To solve the problem of finding the number of six-digit numbers between 100,000 and 300,000 that are divisible by 4 and formed by rearranging the digits of 112233, we can follow these steps:
### Step 1: Identify the Range
We need to find six-digit numbers that lie between 100,000 and 300,000. This means that the first digit can only be 1 or 2. Since the number cannot start with 3 (as it would exceed 300,000), we will consider cases where the first digit is either 1 or 2.
### Step 2: Check Divisibility by 4
A number is divisible by 4 if the number formed by its last two digits is divisible by 4. Therefore, we need to check the possible combinations of the last two digits from the digits 1, 1, 2, 2, 3, 3.
### Step 3: List Possible Last Two Digits
The possible pairs of last two digits that can be formed from the digits 1, 1, 2, 2, 3, 3 are:
- 12
- 32
- 22
- 13
- 33
Now, we need to check which of these pairs are divisible by 4:
- 12 ÷ 4 = 3 (divisible)
- 32 ÷ 4 = 8 (divisible)
- 22 ÷ 4 = 5.5 (not divisible)
- 13 ÷ 4 = 3.25 (not divisible)
- 33 ÷ 4 = 8.25 (not divisible)
Thus, the valid pairs for the last two digits that are divisible by 4 are **12** and **32**.
### Step 4: Count Valid Combinations
Now, we will count how many six-digit numbers can be formed with each valid pair of last two digits while ensuring the first digit is either 1 or 2.
#### Case 1: Last two digits are 12
The remaining digits to arrange are 1, 2, 3, 3.
- The first digit can be 1 or 2.
- If the first digit is 1, the remaining digits are 2, 3, 3.
- If the first digit is 2, the remaining digits are 1, 3, 3.
Calculating the arrangements:
- For first digit 1: The arrangement of 2, 3, 3 is given by \( \frac{3!}{1! \cdot 2!} = 3 \).

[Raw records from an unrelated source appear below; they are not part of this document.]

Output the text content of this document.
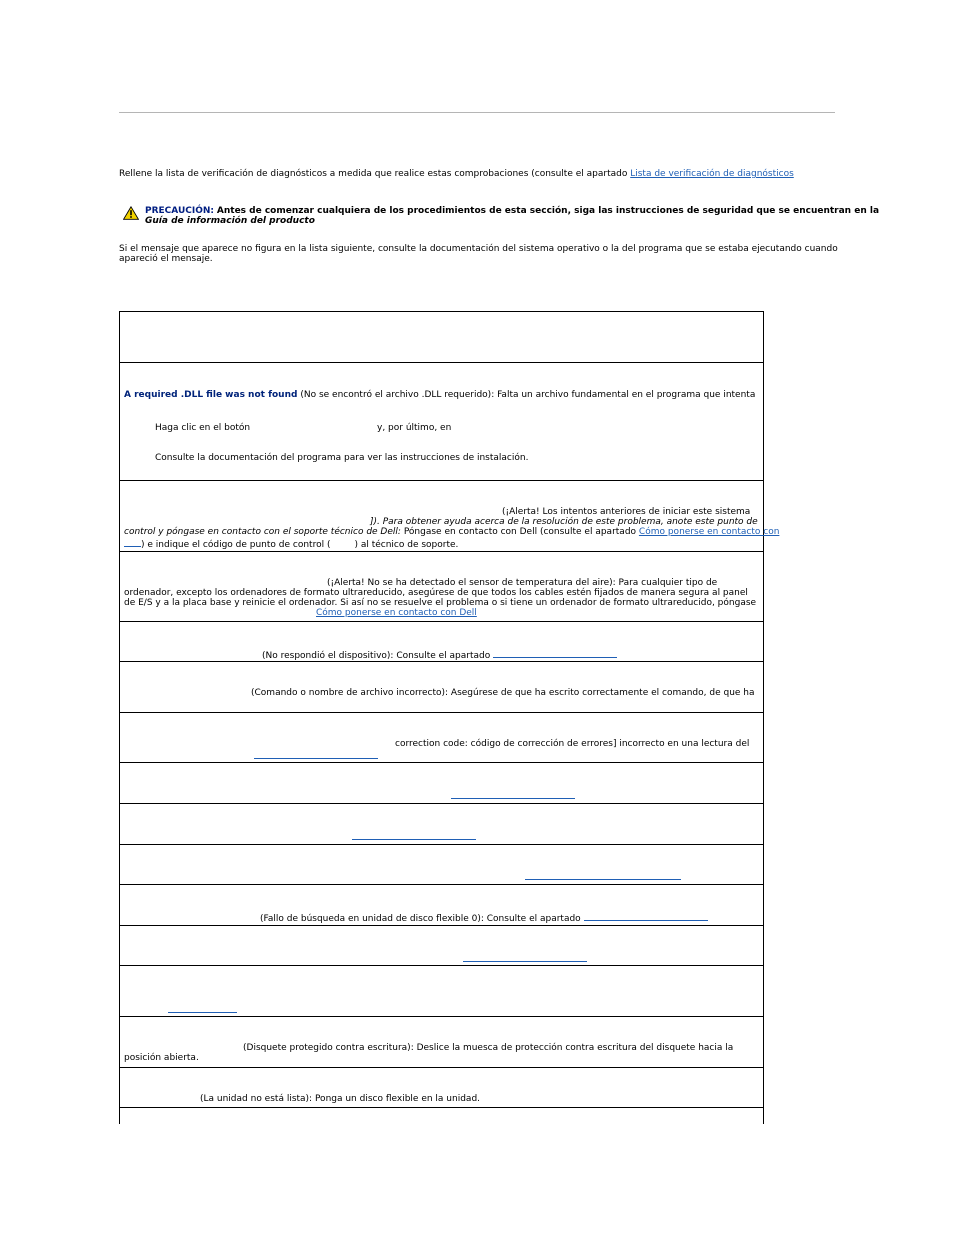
Rellene la lista de verificación de diagnósticos a medida que realice estas comprobaciones (consulte el apartado Lista de verificación de diagnósticos
PRECAUCIÓN: Antes de comenzar cualquiera de los procedimientos de esta sección, siga las instrucciones de seguridad que se encuentran en la
Guía de información del producto
Si el mensaje que aparece no figura en la lista siguiente, consulte la documentación del sistema operativo o la del programa que se estaba ejecutando cuando
apareció el mensaje.
A required .DLL file was not found (No se encontró el archivo .DLL requerido): Falta un archivo fundamental en el programa que intenta
Haga clic en el botón	y, por último, en
Consulte la documentación del programa para ver las instrucciones de instalación.
(¡Alerta! Los intentos anteriores de iniciar este sistema
]). Para obtener ayuda acerca de la resolución de este problema, anote este punto de
control y póngase en contacto con el soporte técnico de Dell: Póngase en contacto con Dell (consulte el apartado Cómo ponerse en contacto con
) e indique el código de punto de control (	) al técnico de soporte.
(¡Alerta! No se ha detectado el sensor de temperatura del aire): Para cualquier tipo de
ordenador, excepto los ordenadores de formato ultrareducido, asegúrese de que todos los cables estén fijados de manera segura al panel
de E/S y a la placa base y reinicie el ordenador. Si así no se resuelve el problema o si tiene un ordenador de formato ultrareducido, póngase
Cómo ponerse en contacto con Dell
(No respondió el dispositivo): Consulte el apartado
(Comando o nombre de archivo incorrecto): Asegúrese de que ha escrito correctamente el comando, de que ha
correction code: código de corrección de errores] incorrecto en una lectura del
(Fallo de búsqueda en unidad de disco flexible 0): Consulte el apartado
(Disquete protegido contra escritura): Deslice la muesca de protección contra escritura del disquete hacia la
posición abierta.
(La unidad no está lista): Ponga un disco flexible en la unidad.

- For first digit 2: The arrangement of 1, 3, 3 is given by \( \frac{3!}{1! \cdot 2!} = 3 \).
Total for last two digits 12 = 3 + 3 = 6.
#### Case 2: Last two digits are 32
The remaining digits to arrange are 1, 1, 2, 3.
- The first digit can be 1 or 2.
- If the first digit is 1, the remaining digits are 1, 2, 3.
- If the first digit is 2, the remaining digits are 1, 1, 3.
Calculating the arrangements:
- For first digit 1: The arrangement of 1, 2, 3 is given by \( 3! = 6 \).
- For first digit 2: The arrangement of 1, 1, 3 is given by \( \frac{3!}{2!} = 3 \).
Total for last two digits 32 = 6 + 3 = 9.
### Step 5: Final Count
Now, we add the totals from both cases:
- Total from last two digits 12 = 6
- Total from last two digits 32 = 9
Total valid six-digit numbers = 6 + 9 = **15**.
### Conclusion
The total number of six-digit numbers between 100,000 and 300,000 that are divisible by 4 and formed by rearranging the digits of 112233 is **15**.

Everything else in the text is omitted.